In the announcement, ACC President Richard J. Kovacs, MD, stated, “The health, safety, and well-being of our members, staff, exhibitors, faculty, and other stakeholders is of paramount importance. With an ever-increasing number of ACC members on the front lines of preparing and reacting to the COVID-19 outbreak, it is in the best interest of everyone to cancel the meeting and ensure our members are able to do what they do best—help and heal.”

The ACC.20/WCC have provided information (online here) to address Frequently Asked Questions. The document will continue to be updated.

Additionally, ACC stated it is fully committed to helping all health professionals who treat cardiovascular patients prepare for COVID-19. It has issued and updated the clinical bulletin addressing the cardiac implications of COVID-19. The original clinical bulletin was issued in February.

The updated resource, COVID-19 Clinical Guidance for the Cardiovascular Care Team (online here), provides an overview of COVID-19 and outlines what’s currently known from the published literature about the acute cardiac complication of COVID-19 and its implications for patients with underlying cardiovascular conditions.

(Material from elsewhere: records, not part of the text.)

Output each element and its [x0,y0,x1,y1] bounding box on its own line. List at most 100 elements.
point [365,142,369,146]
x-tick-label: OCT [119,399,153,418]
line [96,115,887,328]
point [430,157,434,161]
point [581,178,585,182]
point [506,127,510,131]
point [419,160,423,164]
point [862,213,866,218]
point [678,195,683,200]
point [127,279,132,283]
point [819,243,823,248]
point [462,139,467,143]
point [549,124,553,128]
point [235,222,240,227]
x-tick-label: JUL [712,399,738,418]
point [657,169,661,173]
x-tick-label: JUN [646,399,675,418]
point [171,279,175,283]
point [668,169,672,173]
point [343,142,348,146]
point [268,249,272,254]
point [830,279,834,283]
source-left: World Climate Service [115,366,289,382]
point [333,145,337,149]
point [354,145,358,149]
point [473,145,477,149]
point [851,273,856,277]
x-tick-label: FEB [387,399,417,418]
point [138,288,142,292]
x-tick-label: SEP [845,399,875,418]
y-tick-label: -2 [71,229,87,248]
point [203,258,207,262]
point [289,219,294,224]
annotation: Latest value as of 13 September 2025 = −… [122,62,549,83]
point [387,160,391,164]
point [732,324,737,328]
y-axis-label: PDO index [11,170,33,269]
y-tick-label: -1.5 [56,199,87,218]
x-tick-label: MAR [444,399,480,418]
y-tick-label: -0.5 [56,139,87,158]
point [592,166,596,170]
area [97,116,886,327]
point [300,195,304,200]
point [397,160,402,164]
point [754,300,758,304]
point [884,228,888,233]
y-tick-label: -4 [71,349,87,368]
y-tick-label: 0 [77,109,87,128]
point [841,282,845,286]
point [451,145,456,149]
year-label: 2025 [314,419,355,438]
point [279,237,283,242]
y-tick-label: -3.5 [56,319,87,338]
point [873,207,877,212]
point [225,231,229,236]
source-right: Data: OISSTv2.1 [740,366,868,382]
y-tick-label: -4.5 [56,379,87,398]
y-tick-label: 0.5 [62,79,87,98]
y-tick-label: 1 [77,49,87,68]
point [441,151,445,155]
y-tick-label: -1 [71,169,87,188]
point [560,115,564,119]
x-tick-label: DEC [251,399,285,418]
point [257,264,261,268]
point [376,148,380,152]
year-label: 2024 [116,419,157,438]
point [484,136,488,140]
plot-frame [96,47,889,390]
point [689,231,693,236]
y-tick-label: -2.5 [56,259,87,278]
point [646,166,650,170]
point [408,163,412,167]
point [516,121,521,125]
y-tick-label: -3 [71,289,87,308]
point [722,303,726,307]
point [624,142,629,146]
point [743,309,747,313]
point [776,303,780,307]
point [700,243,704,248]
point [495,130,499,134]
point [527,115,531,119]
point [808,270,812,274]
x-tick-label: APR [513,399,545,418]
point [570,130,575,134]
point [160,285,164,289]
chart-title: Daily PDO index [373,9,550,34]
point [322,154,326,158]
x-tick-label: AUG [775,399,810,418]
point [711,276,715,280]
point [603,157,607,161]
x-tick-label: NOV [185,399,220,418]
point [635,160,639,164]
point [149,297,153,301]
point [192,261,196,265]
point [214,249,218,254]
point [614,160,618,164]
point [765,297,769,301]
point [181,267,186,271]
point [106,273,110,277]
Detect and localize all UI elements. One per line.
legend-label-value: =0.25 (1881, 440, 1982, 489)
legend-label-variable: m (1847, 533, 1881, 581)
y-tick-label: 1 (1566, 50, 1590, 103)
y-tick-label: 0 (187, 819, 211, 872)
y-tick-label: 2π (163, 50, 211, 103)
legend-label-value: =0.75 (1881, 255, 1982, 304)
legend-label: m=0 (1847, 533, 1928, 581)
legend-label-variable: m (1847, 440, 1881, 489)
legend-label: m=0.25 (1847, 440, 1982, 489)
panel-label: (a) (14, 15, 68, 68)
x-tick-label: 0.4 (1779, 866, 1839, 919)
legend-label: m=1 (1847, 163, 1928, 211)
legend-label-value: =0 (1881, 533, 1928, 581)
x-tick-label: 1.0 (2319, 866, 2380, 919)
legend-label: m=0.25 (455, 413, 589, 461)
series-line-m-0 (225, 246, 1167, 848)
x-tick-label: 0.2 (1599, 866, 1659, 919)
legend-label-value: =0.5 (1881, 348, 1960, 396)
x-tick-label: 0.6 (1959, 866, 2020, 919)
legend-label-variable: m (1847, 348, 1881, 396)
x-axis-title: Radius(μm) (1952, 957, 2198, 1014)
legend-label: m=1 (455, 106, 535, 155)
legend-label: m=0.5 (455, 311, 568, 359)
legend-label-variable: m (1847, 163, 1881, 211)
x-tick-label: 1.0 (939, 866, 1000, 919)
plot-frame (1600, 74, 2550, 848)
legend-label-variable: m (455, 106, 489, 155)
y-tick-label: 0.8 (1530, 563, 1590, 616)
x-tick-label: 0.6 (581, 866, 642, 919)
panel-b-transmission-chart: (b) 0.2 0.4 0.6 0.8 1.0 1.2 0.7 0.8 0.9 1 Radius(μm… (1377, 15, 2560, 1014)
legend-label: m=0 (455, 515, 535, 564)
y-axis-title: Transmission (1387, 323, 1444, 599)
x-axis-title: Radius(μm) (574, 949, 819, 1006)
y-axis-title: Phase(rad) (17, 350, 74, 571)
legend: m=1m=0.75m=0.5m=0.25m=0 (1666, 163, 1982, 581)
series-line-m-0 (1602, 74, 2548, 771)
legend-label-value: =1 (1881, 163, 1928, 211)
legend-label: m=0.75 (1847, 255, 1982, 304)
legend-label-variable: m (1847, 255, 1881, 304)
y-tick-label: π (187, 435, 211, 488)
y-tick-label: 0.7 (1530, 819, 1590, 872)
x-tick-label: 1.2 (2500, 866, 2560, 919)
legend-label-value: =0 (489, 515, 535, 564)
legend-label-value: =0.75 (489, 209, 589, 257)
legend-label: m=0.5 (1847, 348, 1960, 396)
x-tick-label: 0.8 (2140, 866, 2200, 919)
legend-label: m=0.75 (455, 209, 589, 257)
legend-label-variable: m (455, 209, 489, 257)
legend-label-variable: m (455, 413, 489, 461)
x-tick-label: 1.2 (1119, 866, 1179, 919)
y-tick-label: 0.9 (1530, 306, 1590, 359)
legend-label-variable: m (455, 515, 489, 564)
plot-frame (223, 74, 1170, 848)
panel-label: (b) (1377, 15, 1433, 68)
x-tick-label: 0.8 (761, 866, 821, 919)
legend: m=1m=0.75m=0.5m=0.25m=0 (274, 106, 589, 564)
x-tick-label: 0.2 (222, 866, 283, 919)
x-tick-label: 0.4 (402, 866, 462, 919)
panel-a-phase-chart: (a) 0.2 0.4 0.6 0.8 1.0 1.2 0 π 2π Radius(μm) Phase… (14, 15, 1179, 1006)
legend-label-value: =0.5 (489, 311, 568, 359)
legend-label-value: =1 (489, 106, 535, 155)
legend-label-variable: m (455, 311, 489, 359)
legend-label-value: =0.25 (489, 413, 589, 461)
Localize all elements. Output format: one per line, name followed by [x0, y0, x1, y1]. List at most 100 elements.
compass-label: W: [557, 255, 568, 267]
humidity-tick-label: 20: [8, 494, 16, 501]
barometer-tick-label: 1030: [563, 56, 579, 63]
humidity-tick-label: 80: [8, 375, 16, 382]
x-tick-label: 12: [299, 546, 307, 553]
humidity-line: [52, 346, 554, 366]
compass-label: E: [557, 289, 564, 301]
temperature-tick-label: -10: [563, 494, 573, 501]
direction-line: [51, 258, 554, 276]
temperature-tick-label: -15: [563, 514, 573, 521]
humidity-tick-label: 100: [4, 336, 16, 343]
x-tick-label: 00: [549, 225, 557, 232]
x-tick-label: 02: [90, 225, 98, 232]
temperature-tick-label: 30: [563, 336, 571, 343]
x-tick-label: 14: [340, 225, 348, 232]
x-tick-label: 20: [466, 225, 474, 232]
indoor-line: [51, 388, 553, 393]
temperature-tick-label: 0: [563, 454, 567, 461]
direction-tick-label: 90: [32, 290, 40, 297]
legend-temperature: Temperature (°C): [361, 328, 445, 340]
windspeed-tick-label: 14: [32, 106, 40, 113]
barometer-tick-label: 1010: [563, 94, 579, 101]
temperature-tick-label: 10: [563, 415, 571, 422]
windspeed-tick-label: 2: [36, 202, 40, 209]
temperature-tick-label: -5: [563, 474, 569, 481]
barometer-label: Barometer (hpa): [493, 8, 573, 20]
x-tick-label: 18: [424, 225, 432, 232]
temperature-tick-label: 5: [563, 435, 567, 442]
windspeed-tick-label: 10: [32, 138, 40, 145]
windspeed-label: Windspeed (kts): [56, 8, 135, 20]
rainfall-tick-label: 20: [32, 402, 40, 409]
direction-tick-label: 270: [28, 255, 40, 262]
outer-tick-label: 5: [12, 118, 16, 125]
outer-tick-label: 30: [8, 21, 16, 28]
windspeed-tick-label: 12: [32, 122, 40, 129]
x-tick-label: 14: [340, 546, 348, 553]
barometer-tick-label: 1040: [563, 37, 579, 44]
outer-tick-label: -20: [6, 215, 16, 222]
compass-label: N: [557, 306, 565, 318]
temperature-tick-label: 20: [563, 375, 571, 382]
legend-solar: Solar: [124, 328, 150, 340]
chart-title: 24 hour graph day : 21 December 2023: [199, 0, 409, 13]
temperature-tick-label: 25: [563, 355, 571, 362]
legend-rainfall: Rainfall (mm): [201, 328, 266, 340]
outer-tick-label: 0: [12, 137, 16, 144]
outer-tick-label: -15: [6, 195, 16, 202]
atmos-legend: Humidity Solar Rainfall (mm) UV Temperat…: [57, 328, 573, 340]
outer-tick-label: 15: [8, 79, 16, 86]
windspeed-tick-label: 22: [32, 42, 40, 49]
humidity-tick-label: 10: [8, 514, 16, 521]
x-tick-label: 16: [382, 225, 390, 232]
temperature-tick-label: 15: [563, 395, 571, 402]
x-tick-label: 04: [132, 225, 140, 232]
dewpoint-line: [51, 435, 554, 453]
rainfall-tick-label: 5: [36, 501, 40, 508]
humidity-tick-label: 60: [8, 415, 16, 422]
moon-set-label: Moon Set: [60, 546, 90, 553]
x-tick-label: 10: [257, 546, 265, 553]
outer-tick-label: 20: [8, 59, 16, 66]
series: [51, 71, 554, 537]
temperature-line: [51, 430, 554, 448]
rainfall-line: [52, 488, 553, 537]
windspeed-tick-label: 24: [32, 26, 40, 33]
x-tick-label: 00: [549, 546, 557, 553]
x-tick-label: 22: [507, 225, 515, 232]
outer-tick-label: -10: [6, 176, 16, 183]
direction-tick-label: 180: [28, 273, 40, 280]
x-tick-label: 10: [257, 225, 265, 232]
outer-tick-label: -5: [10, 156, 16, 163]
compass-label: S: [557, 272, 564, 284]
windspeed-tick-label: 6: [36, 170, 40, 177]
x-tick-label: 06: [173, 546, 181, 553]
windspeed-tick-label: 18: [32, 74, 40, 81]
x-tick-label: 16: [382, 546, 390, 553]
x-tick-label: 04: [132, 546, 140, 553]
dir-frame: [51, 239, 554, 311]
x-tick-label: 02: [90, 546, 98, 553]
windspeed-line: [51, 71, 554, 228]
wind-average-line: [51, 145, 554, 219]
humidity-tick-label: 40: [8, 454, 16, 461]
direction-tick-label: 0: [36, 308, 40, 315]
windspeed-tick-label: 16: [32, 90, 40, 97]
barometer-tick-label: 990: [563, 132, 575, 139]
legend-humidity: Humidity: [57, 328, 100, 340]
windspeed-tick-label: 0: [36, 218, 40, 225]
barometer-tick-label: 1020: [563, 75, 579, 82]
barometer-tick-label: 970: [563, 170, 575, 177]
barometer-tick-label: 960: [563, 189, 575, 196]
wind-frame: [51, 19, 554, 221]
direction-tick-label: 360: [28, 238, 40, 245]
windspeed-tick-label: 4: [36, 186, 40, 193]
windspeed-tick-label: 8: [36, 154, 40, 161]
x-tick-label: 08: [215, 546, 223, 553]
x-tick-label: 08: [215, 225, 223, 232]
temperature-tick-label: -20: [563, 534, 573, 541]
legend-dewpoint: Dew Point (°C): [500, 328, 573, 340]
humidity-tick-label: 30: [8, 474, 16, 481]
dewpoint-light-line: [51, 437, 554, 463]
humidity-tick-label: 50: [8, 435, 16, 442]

The document also includes clinical guidance given current COVID-19 uncertainty, as well as recommendations for cardiac-specific preparedness, including the following:

  • Make plans for quickly identifying and isolating cardiovascular patients with COVID-19 symptoms from other patients, including in the ambulatory setting.
  • It is reasonable to advise all cardiovascular patients of the potential increased risk and to encourage additional, reasonable precautions in accordance with CDC guidance.
  • It is important for patients with CVD to remain current with vaccinations, including the pneumococcal vaccine given the increased risk of secondary bacterial infection with COVID-19; CVD patients should be vaccinated against influenza in accordance with current ACC/American Heart Association guidelines.
  • In geographies with active COVID-19 outbreaks, it may be reasonable to substitute telephonic or telehealth visits for in-person routine visits for stable CVD patients to avoid possible nosocomial COVID-19 infection; planning for emergency telehealth protocols should begin now.
  • For patients with heart failure or volume overload conditions, copious fluid administration for viral infection should be used cautiously and carefully monitored.
  • General immunologic health remains important for both providers and patients, including eating well, sleeping, and managing stress.